2) Mark Smith and I have been trying to figure out more about Nagonabe, who was Chief of the Cat Head band when Reverend Smith visited in 1848 and became associated with Wakazooville. But there was no Cat Head band in 1839, and the only person with that name on that annuity list was a member of the Manistee band, of which Kewaygooscum was chief. Nagonabe had signed the 1836 assent, identified as from Grand Traverse. Reverend Smith noted for May 7, 1851: “Went to Nagonabes to see about the difficulty between him and Kewaguiskum—he said he did not know that Kewaquiskum struck him—perhaps he said he fell into the fire, he said he had no hard feelings toward him—he was not badly hurt…report says he is going to kill Kewaquiskum then he & his Band flee to Canada but he denies any evil intention.” In 1854 Nagonabe’s departure for Canada was one of the death blows to Wakazooville. Kewaquiskum must also have gone to Canada, because Smith’s entry for October 21, 1857, reads: “entered the selection of Kewaquiscum Chief of Manistee Band & 2 or 3 of his people   they have lately returned from Canada.” So, this is where historians sometimes need to speculate (speculations are not facts!). My speculation is that Nagonabe was the leader of a splinter faction of the Manistee Band and there was bad blood between him and the chief. Splits within bands, leading to the formation of new bands, were commonplace.

3) Enjoy the spat between the Johnstons and Dougherty (and his Presbyterian allies). Spoiler alert! William later sends his daughter (paying tuition) to Grove Hill. In the late 1850s, William, in need of a job, goes after his buddy Augustin Hamlin and his white wife, who did not speak “Indian,” was hired as a teacher.

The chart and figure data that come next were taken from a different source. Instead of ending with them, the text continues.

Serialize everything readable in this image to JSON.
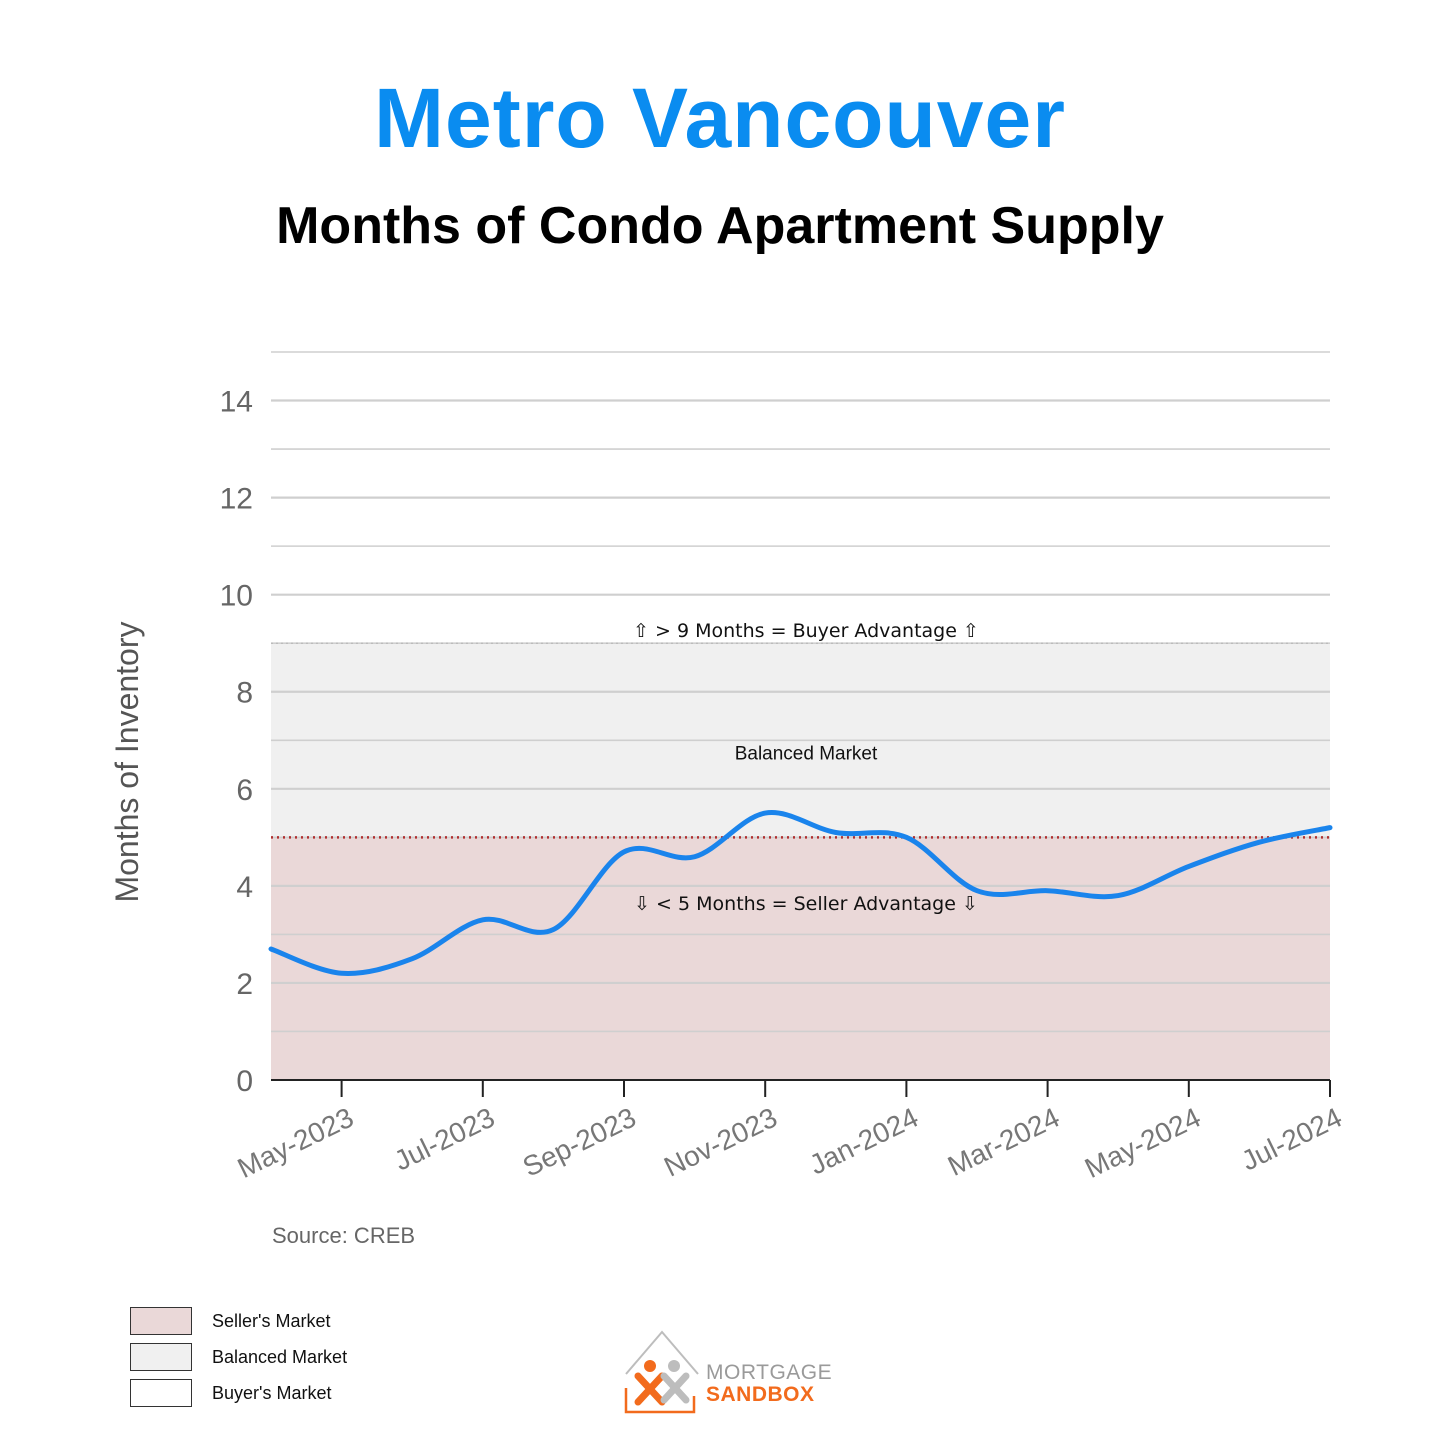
{
  "title": "Metro Vancouver",
  "subtitle": "Months of Condo Apartment Supply",
  "colors": {
    "title": "#0a8cf0",
    "line": "#1a84ec",
    "seller_zone": "#ead8d8",
    "balanced_zone": "#f0f0f0",
    "buyer_zone": "#ffffff",
    "threshold_line": "#b03030"
  },
  "chart_data": {
    "type": "line",
    "title": "Metro Vancouver",
    "subtitle": "Months of Condo Apartment Supply",
    "xlabel": "",
    "ylabel": "Months of Inventory",
    "ylim": [
      0,
      15
    ],
    "yticks": [
      0,
      2,
      4,
      6,
      8,
      10,
      12,
      14
    ],
    "x": [
      "Apr-2023",
      "May-2023",
      "Jun-2023",
      "Jul-2023",
      "Aug-2023",
      "Sep-2023",
      "Oct-2023",
      "Nov-2023",
      "Dec-2023",
      "Jan-2024",
      "Feb-2024",
      "Mar-2024",
      "Apr-2024",
      "May-2024",
      "Jun-2024",
      "Jul-2024"
    ],
    "xtick_labels": [
      "May-2023",
      "Jul-2023",
      "Sep-2023",
      "Nov-2023",
      "Jan-2024",
      "Mar-2024",
      "May-2024",
      "Jul-2024"
    ],
    "series": [
      {
        "values": [
          2.7,
          2.2,
          2.5,
          3.3,
          3.1,
          4.7,
          4.6,
          5.5,
          5.1,
          5.0,
          3.9,
          3.9,
          3.8,
          4.4,
          4.9,
          5.2
        ]
      }
    ],
    "zones": [
      {
        "name": "Seller's Market",
        "from": 0,
        "to": 5
      },
      {
        "name": "Balanced Market",
        "from": 5,
        "to": 9
      },
      {
        "name": "Buyer's Market",
        "from": 9,
        "to": 15
      }
    ],
    "annotations": {
      "buyer": "⇧ > 9 Months = Buyer Advantage ⇧",
      "balanced": "Balanced Market",
      "seller": "⇩ < 5 Months = Seller Advantage ⇩"
    },
    "source": "Source: CREB",
    "grid": true
  },
  "legend": [
    {
      "label": "Seller's Market",
      "color": "#ead8d8"
    },
    {
      "label": "Balanced Market",
      "color": "#f0f0f0"
    },
    {
      "label": "Buyer's Market",
      "color": "#ffffff"
    }
  ],
  "logo": {
    "line1": "MORTGAGE",
    "line2": "SANDBOX"
  }
}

4) Dougherty (virulently antagonistic to Papists) was moved from Old to New Mission in the Eagle, which I believe must be the schooner belonging to ardent Catholic, Peshabe. Despite chiefs and many others of Grand Traverse bands having signed a petition complaining of how, with their money, priests and ministers had bought land in their own names, apparently the first annuity funded purchase at New Mission (not just of mission property) was registered as by Walter Lowrie.

5) In 1856, a translation into Ojibwe of the entire New Testament was published. One impact seems to have been that Dougherty lost control of the message.

6) A. J. Blackbird took to using that as his official name. Folks at Grand Traverse knew him as Jackson Makaté-binési (modern orthography). He seems to have been the instigator behind petitions in the aftermath of the 1855 treaty seeking changes to education and was in need of a job.